Rising Extremism in Central Asia? Stability in the Heartland for a Secure Eurasia (February 2016)

When the ‘Heartland’ theory was first published in 1904, it soon became a milestone for geopolitics. Due to the current events, Mackinder’s paradigm seems to have concrete relevance within the international scenario today.

The geographical position of Central Asia as the crossroads of the Eurasian continent together with the abundance of important energy resources has increased the strategic value of the region within the international arena. Once again, this complex “chessboard” between the Caspian Sea and Western China is the theatre of a “New Great Game” between important international players such as China, the United States, Russia and Europe.
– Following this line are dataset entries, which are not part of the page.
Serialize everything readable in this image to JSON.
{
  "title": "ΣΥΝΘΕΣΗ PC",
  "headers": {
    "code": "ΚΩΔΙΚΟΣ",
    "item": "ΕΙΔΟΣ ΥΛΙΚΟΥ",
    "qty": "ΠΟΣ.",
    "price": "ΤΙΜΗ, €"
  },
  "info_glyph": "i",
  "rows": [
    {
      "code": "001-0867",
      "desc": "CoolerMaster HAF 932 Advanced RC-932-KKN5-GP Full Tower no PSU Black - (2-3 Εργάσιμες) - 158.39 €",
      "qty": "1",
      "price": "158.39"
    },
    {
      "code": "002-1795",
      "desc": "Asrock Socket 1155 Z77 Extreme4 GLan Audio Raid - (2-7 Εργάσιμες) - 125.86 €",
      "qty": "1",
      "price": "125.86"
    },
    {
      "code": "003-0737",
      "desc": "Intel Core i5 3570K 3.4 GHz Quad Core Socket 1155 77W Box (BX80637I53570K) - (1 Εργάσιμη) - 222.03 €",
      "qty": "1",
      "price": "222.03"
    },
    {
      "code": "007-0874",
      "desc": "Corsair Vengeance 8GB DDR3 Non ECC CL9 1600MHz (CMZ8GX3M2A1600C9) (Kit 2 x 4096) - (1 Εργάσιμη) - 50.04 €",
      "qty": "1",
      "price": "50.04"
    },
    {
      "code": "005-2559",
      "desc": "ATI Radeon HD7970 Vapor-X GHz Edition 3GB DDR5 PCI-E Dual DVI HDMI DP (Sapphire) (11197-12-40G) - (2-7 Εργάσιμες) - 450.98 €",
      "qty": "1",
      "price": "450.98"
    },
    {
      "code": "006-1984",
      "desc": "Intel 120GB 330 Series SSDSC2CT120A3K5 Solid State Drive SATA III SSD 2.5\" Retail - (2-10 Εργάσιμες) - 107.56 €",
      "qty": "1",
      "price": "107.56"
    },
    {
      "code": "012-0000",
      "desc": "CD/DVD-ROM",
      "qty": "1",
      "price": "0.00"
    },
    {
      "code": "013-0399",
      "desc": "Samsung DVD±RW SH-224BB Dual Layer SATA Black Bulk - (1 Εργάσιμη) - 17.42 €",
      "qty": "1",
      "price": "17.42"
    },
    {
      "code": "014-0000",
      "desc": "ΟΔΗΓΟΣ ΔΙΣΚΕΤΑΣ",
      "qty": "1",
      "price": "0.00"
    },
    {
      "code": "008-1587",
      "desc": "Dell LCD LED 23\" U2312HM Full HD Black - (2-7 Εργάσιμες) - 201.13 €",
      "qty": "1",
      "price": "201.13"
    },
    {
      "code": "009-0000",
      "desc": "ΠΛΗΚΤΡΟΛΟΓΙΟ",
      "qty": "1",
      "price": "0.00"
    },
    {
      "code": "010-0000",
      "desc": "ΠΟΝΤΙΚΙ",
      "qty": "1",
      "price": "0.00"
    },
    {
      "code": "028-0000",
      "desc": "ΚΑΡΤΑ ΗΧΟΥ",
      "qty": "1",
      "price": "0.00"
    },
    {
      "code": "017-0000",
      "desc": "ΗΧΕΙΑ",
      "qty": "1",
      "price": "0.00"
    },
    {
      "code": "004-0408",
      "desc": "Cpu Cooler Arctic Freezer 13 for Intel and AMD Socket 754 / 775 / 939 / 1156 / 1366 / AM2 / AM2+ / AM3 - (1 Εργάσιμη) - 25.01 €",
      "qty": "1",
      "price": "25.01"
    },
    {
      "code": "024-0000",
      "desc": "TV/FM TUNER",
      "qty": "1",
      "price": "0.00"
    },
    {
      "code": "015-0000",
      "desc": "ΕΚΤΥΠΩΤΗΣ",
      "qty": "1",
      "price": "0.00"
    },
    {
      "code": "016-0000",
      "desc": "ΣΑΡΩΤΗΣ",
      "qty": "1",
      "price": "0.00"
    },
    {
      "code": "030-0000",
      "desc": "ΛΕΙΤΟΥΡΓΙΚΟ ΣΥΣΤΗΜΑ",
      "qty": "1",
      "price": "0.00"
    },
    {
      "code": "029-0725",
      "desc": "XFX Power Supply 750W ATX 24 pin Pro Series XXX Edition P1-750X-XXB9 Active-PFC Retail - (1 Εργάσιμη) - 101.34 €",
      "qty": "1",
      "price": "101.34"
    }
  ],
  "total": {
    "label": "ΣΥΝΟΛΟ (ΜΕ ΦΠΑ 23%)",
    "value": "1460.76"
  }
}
In this intricate context it becomes even more vital to have stability among the five republics, avoiding the rise of menaces for internal security. This briefing paper seeks to identify and analyse the internal and external factors that could lead Central Asia to become an unstable environment in a region that is essential for global order. With the rise of extremist religious movements all over the world, describing the particular role that Islamic communities are playing in the region becomes fundamental.

The ultimate aim of this research is to create an accurate picture – utilising a combination of primary and secondary sources – of the rising extremism within the five republics. By providing a deeper knowledge of the Islamic communities and their current issues, this analysis seeks to highlight the importance of preventing the formation of terrorist organisations within the five republics.